Sur les frais liés au litige :
11. Comme mentionné au point 3, M. A est admis au bénéfice de l’aide juridictionnelle à titre provisoire. Par suite, son avocate peut se prévaloir des dispositions combinées des articles L. 761-1 du code de justice administrative et 37 de la loi du 10 juillet 1991. Il y a lieu, dans les circonstances de l’espèce, sous réserve que Me Vannier, avocate de M. A, renonce à percevoir la somme correspondant à la part contributive de l’État et sous réserve de l’admission définitive de son client à l’aide juridictionnelle, de mettre à la charge de l’État le versement à Me Vannier de la somme de 600 euros.
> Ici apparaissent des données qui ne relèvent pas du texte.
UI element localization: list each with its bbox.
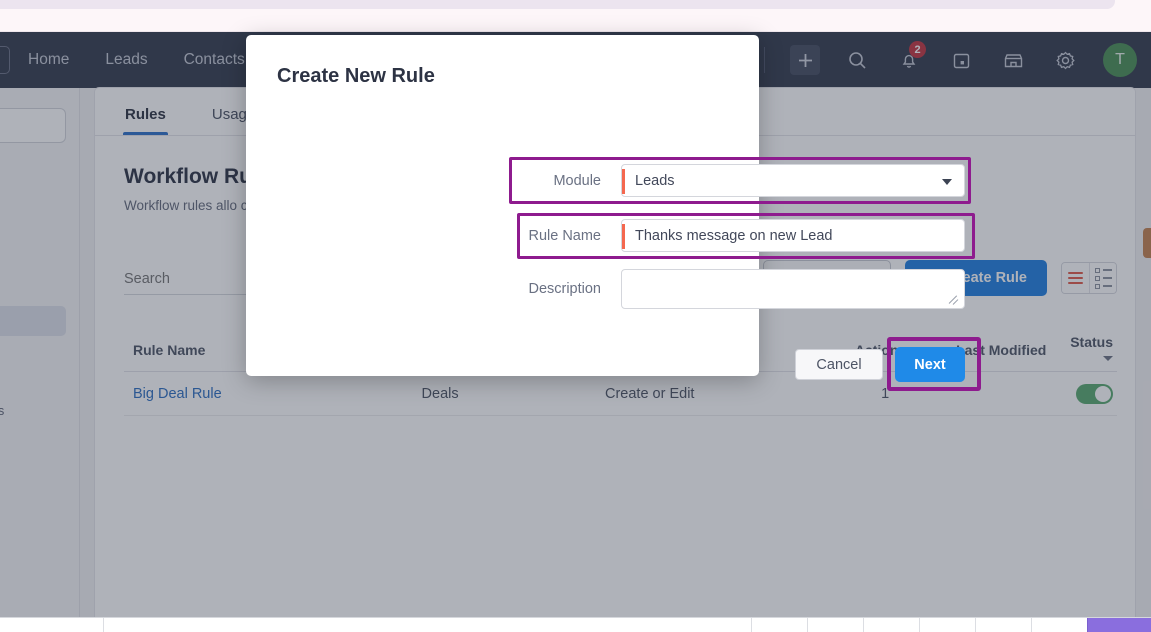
description-label: Description: [528, 281, 601, 297]
taskbar-item-3[interactable]: [863, 618, 919, 632]
description-textarea[interactable]: [621, 269, 965, 309]
dialog-title: Create New Rule: [277, 65, 435, 87]
rule-name-input[interactable]: Thanks message on new Lead: [621, 219, 965, 252]
required-indicator: [622, 169, 625, 194]
description-field-row: Description: [521, 269, 965, 309]
taskbar-start-area[interactable]: [0, 618, 104, 632]
required-indicator: [622, 224, 625, 249]
browser-chrome-strip: [0, 0, 1151, 32]
module-field-row: Module Leads: [521, 164, 965, 197]
taskbar-item-6[interactable]: [1031, 618, 1087, 632]
taskbar-accent-item[interactable]: [1087, 618, 1151, 632]
module-label: Module: [553, 172, 601, 189]
module-selected-value: Leads: [635, 172, 675, 189]
next-button[interactable]: Next: [895, 347, 965, 382]
rule-name-value: Thanks message on new Lead: [635, 227, 833, 244]
os-taskbar: [0, 617, 1151, 632]
resize-handle-icon[interactable]: [949, 294, 960, 305]
rule-name-label: Rule Name: [528, 227, 601, 244]
cancel-button[interactable]: Cancel: [795, 349, 883, 380]
taskbar-item-1[interactable]: [751, 618, 807, 632]
chevron-down-icon: [942, 178, 952, 185]
taskbar-item-2[interactable]: [807, 618, 863, 632]
taskbar-item-5[interactable]: [975, 618, 1031, 632]
app-root: Home Leads Contacts ...ise-Trial ...RADE: [0, 0, 1151, 632]
create-new-rule-dialog: Create New Rule Module Leads Rule Name T…: [246, 35, 981, 391]
module-select[interactable]: Leads: [621, 164, 965, 197]
taskbar-window-area: [104, 618, 751, 632]
rule-name-field-row: Rule Name Thanks message on new Lead: [521, 219, 965, 252]
taskbar-item-4[interactable]: [919, 618, 975, 632]
browser-tab-strip: [0, 0, 1115, 9]
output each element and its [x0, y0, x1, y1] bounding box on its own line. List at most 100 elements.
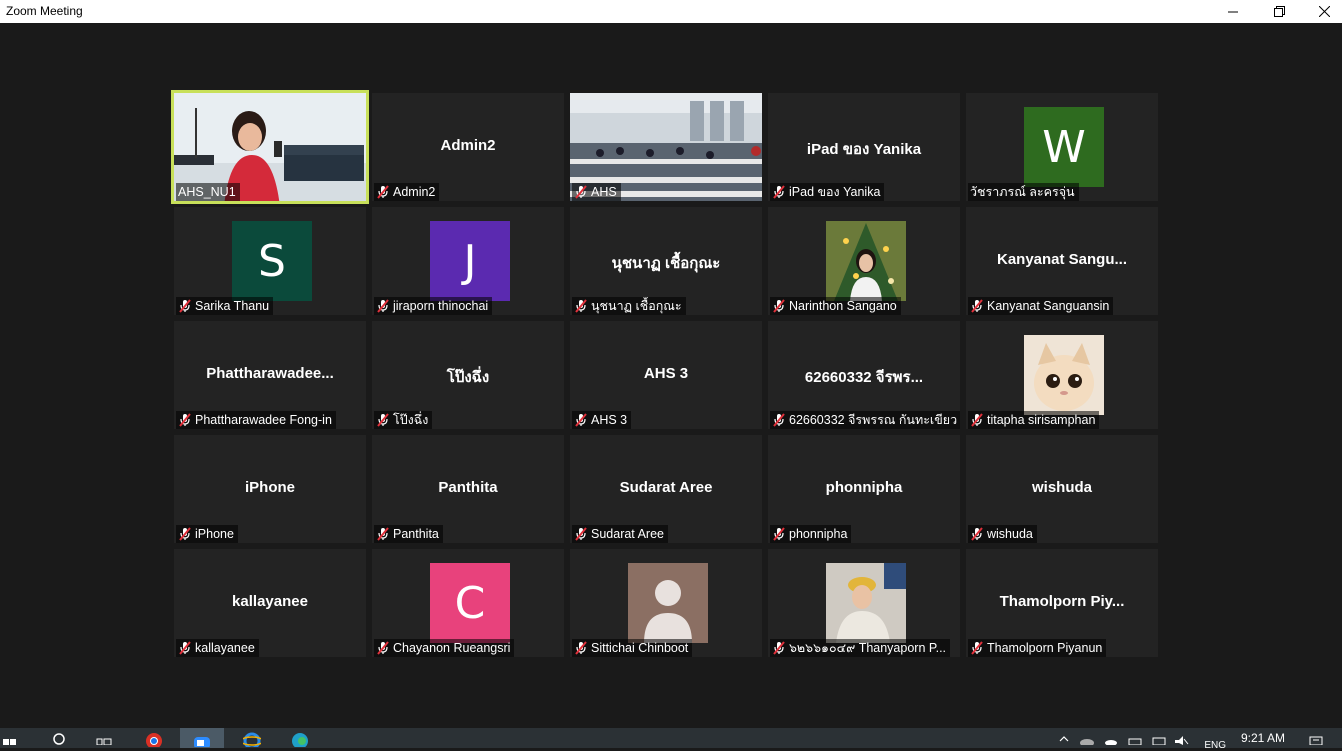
muted-mic-icon [377, 641, 389, 655]
participant-avatar: W [1024, 107, 1104, 187]
participant-tile[interactable]: kallayanee kallayanee [174, 549, 366, 657]
participant-display-name: นุชนาฏ เชื้อกุณะ [611, 255, 721, 272]
volume-muted-icon [1175, 736, 1189, 745]
participant-tile[interactable]: โป๊งฉึ่ง โป๊งฉึ่ง [372, 321, 564, 429]
participant-tile[interactable]: titapha sirisamphan [966, 321, 1158, 429]
restore-icon [1273, 6, 1285, 17]
participant-name-label: Thamolporn Piyanun [968, 639, 1107, 657]
input-language[interactable]: ENG [1204, 740, 1226, 751]
muted-mic-icon [971, 641, 983, 655]
profile-photo [826, 221, 906, 301]
participant-avatar: C [430, 563, 510, 643]
muted-mic-icon [575, 641, 587, 655]
muted-mic-icon [575, 413, 587, 427]
participant-tile[interactable]: iPhone iPhone [174, 435, 366, 543]
notifications-icon [1309, 736, 1323, 745]
participant-tile[interactable]: AHS [570, 93, 762, 201]
restore-button[interactable] [1256, 0, 1302, 23]
participant-display-name: iPhone [244, 479, 295, 496]
participant-tile[interactable]: ๖๒๖๖๑๐๔๙ Thanyaporn P... [768, 549, 960, 657]
participant-tile[interactable]: W วัชราภรณ์ ละครจุ่น [966, 93, 1158, 201]
participant-tile[interactable]: AHS_NU1 [171, 90, 369, 204]
participant-name-label: kallayanee [176, 639, 259, 657]
muted-mic-icon [575, 527, 587, 541]
volume-button[interactable] [1172, 728, 1190, 748]
participant-tile[interactable]: นุชนาฏ เชื้อกุณะ นุชนาฏ เชื้อกุณะ [570, 207, 762, 315]
participant-tile[interactable]: Thamolporn Piy... Thamolporn Piyanun [966, 549, 1158, 657]
taskbar-edge[interactable] [282, 728, 318, 748]
participant-name-label: Sittichai Chinboot [572, 639, 693, 657]
windows-taskbar: ENG 9:21 AM [0, 728, 1342, 751]
muted-mic-icon [179, 299, 191, 313]
participant-display-name: AHS 3 [643, 365, 689, 382]
participant-tile[interactable]: phonnipha phonnipha [768, 435, 960, 543]
muted-mic-icon [971, 299, 983, 313]
onedrive-icon [1105, 740, 1117, 745]
participant-tile[interactable]: Admin2 Admin2 [372, 93, 564, 201]
participant-name-label: Admin2 [374, 183, 440, 201]
participant-tile[interactable]: J jiraporn thinochai [372, 207, 564, 315]
task-view-button[interactable] [90, 728, 118, 748]
participant-name-label: โป๊งฉึ่ง [374, 411, 433, 429]
participant-tile[interactable]: Sudarat Aree Sudarat Aree [570, 435, 762, 543]
participant-display-name: Kanyanat Sangu... [996, 251, 1128, 268]
battery-icon [1152, 737, 1166, 745]
notifications-button[interactable] [1304, 728, 1328, 748]
participant-name-label: AHS [572, 183, 621, 201]
show-hidden-icons-button[interactable] [1056, 728, 1072, 748]
participant-tile[interactable]: Narinthon Sangano [768, 207, 960, 315]
search-button[interactable] [44, 728, 72, 748]
minimize-button[interactable] [1210, 0, 1256, 23]
participant-tile[interactable]: C Chayanon Rueangsri [372, 549, 564, 657]
participant-display-name: phonnipha [825, 479, 903, 496]
participant-tile[interactable]: 62660332 จีรพร... 62660332 จีรพรรณ กันทะ… [768, 321, 960, 429]
participant-name-label: iPhone [176, 525, 238, 543]
participant-avatar: S [232, 221, 312, 301]
start-button[interactable] [0, 728, 20, 748]
participant-name-label: wishuda [968, 525, 1037, 543]
participant-name-label: Sudarat Aree [572, 525, 668, 543]
participant-tile[interactable]: wishuda wishuda [966, 435, 1158, 543]
taskbar-ie[interactable] [234, 728, 270, 748]
muted-mic-icon [971, 527, 983, 541]
tray-onedrive-button[interactable] [1102, 728, 1120, 748]
muted-mic-icon [377, 527, 389, 541]
task-view-icon [96, 738, 112, 745]
edge-icon [292, 733, 308, 747]
participant-name-label: วัชราภรณ์ ละครจุ่น [968, 183, 1079, 201]
close-button[interactable] [1301, 0, 1342, 23]
battery-button[interactable] [1150, 728, 1168, 748]
participant-display-name: Thamolporn Piy... [999, 593, 1125, 610]
muted-mic-icon [179, 641, 191, 655]
chrome-icon [146, 733, 162, 747]
participant-tile[interactable]: S Sarika Thanu [174, 207, 366, 315]
participant-display-name: Panthita [438, 479, 498, 496]
muted-mic-icon [575, 185, 587, 199]
participant-name-label: titapha sirisamphan [968, 411, 1100, 429]
participant-name-label: Chayanon Rueangsri [374, 639, 515, 657]
tray-app-button[interactable] [1078, 728, 1096, 748]
participant-tile[interactable]: iPad ของ Yanika iPad ของ Yanika [768, 93, 960, 201]
search-icon [53, 733, 65, 745]
participant-display-name: Phattharawadee... [206, 365, 334, 382]
muted-mic-icon [377, 185, 389, 199]
participant-tile[interactable]: Sittichai Chinboot [570, 549, 762, 657]
muted-mic-icon [377, 413, 389, 427]
participant-name-label: Panthita [374, 525, 443, 543]
profile-photo [826, 563, 906, 643]
taskbar-zoom[interactable] [180, 728, 224, 748]
participant-tile[interactable]: Panthita Panthita [372, 435, 564, 543]
taskbar-clock[interactable]: 9:21 AM [1241, 731, 1285, 745]
network-button[interactable] [1126, 728, 1144, 748]
participant-display-name: kallayanee [232, 593, 308, 610]
taskbar-chrome[interactable] [136, 728, 172, 748]
participant-display-name: iPad ของ Yanika [806, 141, 922, 158]
participant-name-label: Sarika Thanu [176, 297, 274, 315]
muted-mic-icon [179, 413, 191, 427]
participant-name-label: iPad ของ Yanika [770, 183, 885, 201]
internet-explorer-icon [243, 732, 261, 747]
participant-tile[interactable]: Phattharawadee... Phattharawadee Fong-in [174, 321, 366, 429]
participant-name-label: 62660332 จีรพรรณ กันทะเขียว [770, 411, 960, 429]
participant-tile[interactable]: AHS 3 AHS 3 [570, 321, 762, 429]
participant-tile[interactable]: Kanyanat Sangu... Kanyanat Sanguansin [966, 207, 1158, 315]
Dans le cas où l’aide juridictionnelle ne serait pas accordée à M. A par le bureau d’aide juridictionnelle, la somme de 600 euros sera versée à M. A.
O R D O N N E :
Article 1erer : M. A est admis, à titre provisoire, au bénéfice de l’aide juridictionnelle.
Article 2 : L’exécution de la décision implicite de rejet résultant du silence gardé par le préfet des Hauts-de-Seine sur la demande que M. A lui a adressée le 21 décembre 2023 et tendant au renouvellement de son certificat de résidence de dix ans est suspendue jusqu’à ce qu’il soit statué au fond sur sa légalité.
Article 3 : Il est enjoint au préfet des Hauts-de-Seine, ou au préfet territorialement compétent, de réexaminer la situation de M. A et de lui délivrer, dans un délai de quinze jours à compter de la notification de cette ordonnance, une autorisation provisoire de séjour l’autorisant à travailler valable jusqu’à ce qu’il soit procédé au réexamen de sa situation ou jusqu’à ce qu’il soit statué au fond sur la légalité de la décision en litige.
Article 4 : Sous réserve de l’admission définitive de M. A à l’aide juridictionnelle et sous réserve que Me Vannier renonce à percevoir la somme correspondant à la part contributive de l’Etat, l’Etat versera à Me Vannier, avocate de M. A, une somme de 600 euros en application des dispositions du deuxième alinéa de l’article 37 de la loi du 10 juillet 1991. Dans le cas où l’aide juridictionnelle ne serait pas accordée à M. A par le bureau d’aide juridictionnelle, la somme de 600 euros sera versée à M. A.
Article 5 : Le surplus des conclusions de la requête est rejeté.
Article 6 : Le présent jugement sera notifié à M. B A, à Me Vannier et au ministre d’Etat, ministre de l’intérieur.
Copie en sera adressée au préfet des Hauts-de-Seine.
Fait à Cergy, le 6 mai 2025.
Le juge des référés,
signé
T. Bertoncini
La République mande et ordonne au ministre d’Etat, ministre de l’intérieur en ce qui le concerne ou à tous commissaires de justice à ce requis en ce qui concerne les voies de droit commun contre les parties privées, de pourvoir à l’exécution de la présente décision.